LKB - Bose-Einstein condensates

 

Etape 1 : spectroscopie et collisions dans les gaz rares par pompage optique

Compte tenu de ma familiarité avec les techniques de la physique nucléaire, le premier sujet qui m’a été confié pour ma thèse a été la mesure de moments magnétiques nucléaires d’atomes radioactifs polarisés par pompage optique. J’ai ensuite changé de trajectoire en amorçant une solide collaboration avec Franck Laloë, avec lequel j’ai monté une petite équipe consacrée initialement à diverses études de collisions et de spectroscopie dans les gaz rares soumis à des décharges.

 

Etape 2 : fluides quantiques polarisés à basse température, laser LNA, magnétomètres à hélium, cibles nucléaires polarisées

Avec cette équipe j’ai décidé d’étudier les effets de statistique quantique liés à l’indiscernabilité des particules dans l’3He polarisé à basse température. Après la mise au point de la théorie de l’orientation nucléaire de l’3He par pompage optique, nous avons réussi la mise en évidence expérimentale d’ondes de spin dans un gaz dilué d’atomes froids d’3He et démontré la modification des propriétés de transport du gaz, en particulier la conduction de la chaleur, sous l’effet de la polarisation des spins des noyaux. Ce domaine m’a entraînée à développer de nouveaux lasers infrarouges pour le pompage optique de l’hélium, non commerciaux à cette époque. En particulier j’ai découvert et construit des lasers à solide de LNA, ensuite utilisés pendant une quinzaine d’années par près de 50 laboratoires travaillant avec les atomes d’hélium. Dans les années 1980 j’ai poursuivi une collaboration avec un laboratoire à Caen sur la magnétométrie à hélium, pour laquelle j’ai déposé plusieurs brevets. J’ai aussi mis à profit ces avancées, en collaboration avec Ernst Otten à Mayence, pour développer des cibles de gaz d’3He polarisé et comprimé en vue d’applications à la physique nucléaire et à la neutronique, en particulier à l’ILL à Grenoble.

 

Etape 3: le gaz d’hélium métastable refroidi par laser, condensation de Bose-Einstein, photo-association, métrologie

En 1993 j’ai rejoint l’équipe « atomes froids » dirigée par Claude Cohen Tannoudji, reprenant le montage construit par Alain Aspect pour le refroidissement d’4He gazeux dans l’état métastable triplet. Avec une riche équipe comportant de nombreux doctorants et post-doctorants, j’ai d’abord mis en évidence le mécanisme de refroidissement au-delà de la limite du recul, interprété par un mécanisme de statistiques de Lévy.

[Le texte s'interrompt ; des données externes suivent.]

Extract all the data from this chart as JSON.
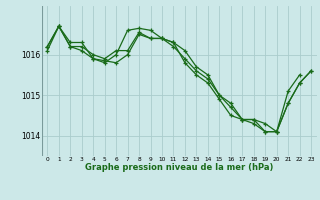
{
  "background_color": "#cce8e8",
  "plot_bg_color": "#cce8e8",
  "grid_color": "#aacccc",
  "line_color": "#1a6b1a",
  "marker_color": "#1a6b1a",
  "title": "Graphe pression niveau de la mer (hPa)",
  "xlim": [
    -0.5,
    23.5
  ],
  "ylim": [
    1013.5,
    1017.2
  ],
  "yticks": [
    1014,
    1015,
    1016
  ],
  "xticks": [
    0,
    1,
    2,
    3,
    4,
    5,
    6,
    7,
    8,
    9,
    10,
    11,
    12,
    13,
    14,
    15,
    16,
    17,
    18,
    19,
    20,
    21,
    22,
    23
  ],
  "series": [
    [
      1016.2,
      1016.7,
      1016.3,
      1016.3,
      1015.9,
      1015.85,
      1015.8,
      1016.0,
      1016.5,
      1016.4,
      1016.4,
      1016.3,
      1015.8,
      1015.5,
      1015.3,
      1014.9,
      1014.5,
      1014.4,
      1014.4,
      1014.1,
      1014.1,
      1015.1,
      1015.5,
      null
    ],
    [
      1016.2,
      1016.7,
      1016.2,
      1016.2,
      1016.0,
      1015.9,
      1016.1,
      1016.1,
      1016.55,
      1016.4,
      1016.4,
      1016.3,
      1016.1,
      1015.7,
      1015.5,
      1015.0,
      1014.7,
      1014.4,
      1014.4,
      1014.3,
      1014.1,
      1014.8,
      1015.3,
      1015.6
    ],
    [
      1016.1,
      1016.7,
      1016.2,
      1016.1,
      1015.9,
      1015.8,
      1016.0,
      1016.6,
      1016.65,
      1016.6,
      1016.4,
      1016.2,
      1015.9,
      1015.6,
      1015.4,
      1015.0,
      1014.8,
      1014.4,
      1014.3,
      1014.1,
      1014.1,
      1014.8,
      1015.3,
      1015.6
    ]
  ]
}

J’ai ensuite reconstruit totalement le montage expérimental afin d’obtenir de fortes densités de gaz très froid d’4He métastable, ce qui a permis d’observer la condensation de Bose-Einstein du gaz en février 2001, suivie par diverses études sur la dynamique de la condensation dans le mode hydrodynamique. Après 2002 l’expérience s’est enrichie des méthodes de la photo-association. Ceci a permis la production de molécules ultra-froides géantes par collisions assistées par laser, ainsi qu’une détermination très précise de la longueur de diffusion déduite des résonances noires ultra fines ainsi obtenues. Enfin des mesures de spectroscopie ont été réalisées en collaboration avec un laboratoire à Amsterdam, reliant les spectres singulet et triplet de l’atome d’hélium et testant les calculs de QED.

 

Etape 3 bis : imagerie des poumons par IRM avec de l’3He hyperpolarisé

Simultanément je me suis impliquée dans l’Imagerie par Résonance Magnétique (IRM) avec de l’3He nucléairement polarisé par pompage optique. Ce procédé, imaginé avec Ernst Otten, consiste à utiliser le gaz hyperpolarisé, puis comprimé comme initialement prévu pour les cibles nucléaires, pour le faire inhaler par un volontaire en apnée et enregistrer l’image IRM de ses poumons. L’objectif est d’étudier la ventilation pendant l’absorption du gaz et d’effectuer des mesures de l’état des cavités pulmonaires par diffusion du gaz hyperpolarisé. A partir de 1996 nous avons montré la faisabilité inattendue de la méthode et son intérêt pour les diagnostics des pathologies pulmonaires. J’ai introduit ce domaine de recherche avec Pierre-Jean Nacher au Laboratoire Kastler-Brossel et j’ai été coordinatrice d’un réseau européen PHIL dans le domaine de la santé sur l’IRM avec hélium appliquée à l’emphysème. Depuis 2005 ce domaine est aussi développé au LKB avec l’équipe « fluides quantiques ».